In questi giorni è allestita una tua mostra presso la Biblioteca Multimediale “Romualdo Sassi” di Fabriano. Cosa rappresentano le “Icone della Trascendenza” e che significato racchiudono in questo spazio espositivo?

Lo spazio espositivo è fantastico, per sé ma anche per la sua collocazione, architettonica e tematica, cioè accanto al Museo Guelfo e all’Oratorio della Carità (con i suoi bellissimi affreschi). Per questo ringrazio infinitamente Francesca Mannucci e Ilaria Venanzoni. Cosa rappresentano le Icone della Trascendenza? Finestre, aperture su altre dimensioni e, nel loro insieme, un’apertura al “Sacro” che l’oggettualità saturante delle nostre esistenze, ridotte a mero consumo, ci ha fatto dimenticare, in una corsa alla “concretezza”, sempre più vuota, diafana, insensata e nemmeno più edonisticamente accettabile. Le Icone della Trascendenza, se si prende il lusso di prendersi tempo, se le si guarda come il flaneur di Baudelaire, se si leggono i manoscritti nelle teche, con calma, fanno irrompere spazi nel nostro spazio, sempre più claustrofobico, colori, figure…forme.

Secondo te oggi qual è la vera funzione dell’arte e come è mutata nel tempo?

Da domanda fondamentale a domanda fondamentale. Io escluderei “vera”, perché non mi arrogo il diritto di certificare verità che poi sono dei fakes o delle banalità. La funzione dell’arte è molteplice ed evolve con l’uomo (anche biologicamente parlando). Ci sono molte funzioni dell’arte, politica, religiosa, sociale…ma se si potessero organizzare tutte queste funzioni in un senso d’insieme, si potrebbe dire che l’arte è “costruttrice di mondo” (Weltbildend) o “mondanizzante” (worlding). Non nel senso materiale del termine, ma nel senso in cui essa riconduce frammenti disparati in un quadro di senso, un quadro che “fa” senso (makes sense), anche laddove questo quadro affermi, come oggi, il “Nonsense” del mondo. Limitandoci al passato prossimo, penso che si è pensato, soprattutto con il tournant del mercato internazionale dell’arte, di ridurre l’arte a consumo e scambio, mentre penso che l’arte oggi possa ancora, come sempre, catalizzare quell’istinto “selvaggio”, irrefrenabile, dell’uomo a non lasciarsi categorizzare interamente in questo senso, catalizzare l’andar al di là, la trascendenza.

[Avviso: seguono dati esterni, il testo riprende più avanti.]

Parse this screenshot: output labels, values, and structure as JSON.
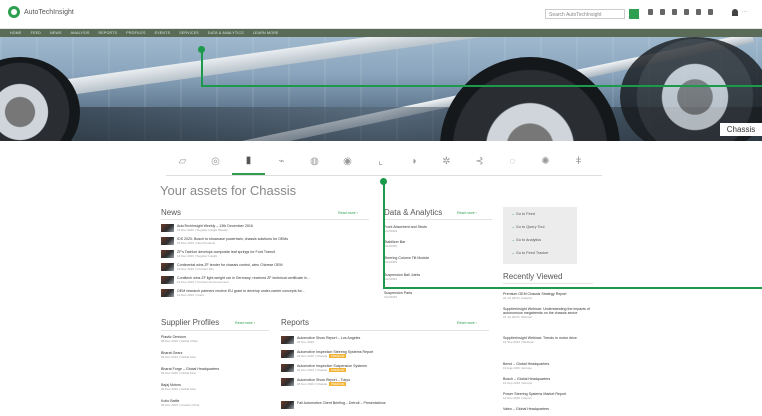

Hai lavorato in diverse capitali europee, attualmente sei professore all’Università di Friburgo in Brisgovia. Quanto queste sue esperienze umane hanno influenzato il suo percorso artistico?

Non penso sia necessario tentare autobiografie o auto narrazioni. L’autore è secondario, l’opera è l’essenziale. Certo, vivere a Roma, Napoli, Parigi influisce e molto. Quello che faccio ha motivato ab imis fundamentis il nascere del percorso artistico. Ora, sebbene in Italia la filosofia (anche teoretica) sia considerata “scienza umanistica” e stia sempre più decadendo nell’opinabile da talk show, non lo è nei fatti. Quella che Aristotele chiamava “scienza prima” – in relazione soprattutto ai fondamenti delle scienze, in ogni epoca – è un esercizio assolutamente rigoroso, che richiede una sorta di esarcebazione del rigore, e non permette assolutamente contaminazioni di significati, associazioni gratuite, ma struttura (logico-matematica), disciplina, rigore e ancora rigore. Bisogna ridurre la propria vita (anche se si pratica la ricerca del sapere) all’unicità di questo ethos? La mia risposta è stata (allegramente) no. L’arte è venuta a esprimere quello di cui non si può razionalmente parlare e si deve “tacere”, l’essere stesso del mondo, cioè, quello che Wittgenstein identificava col Mistico.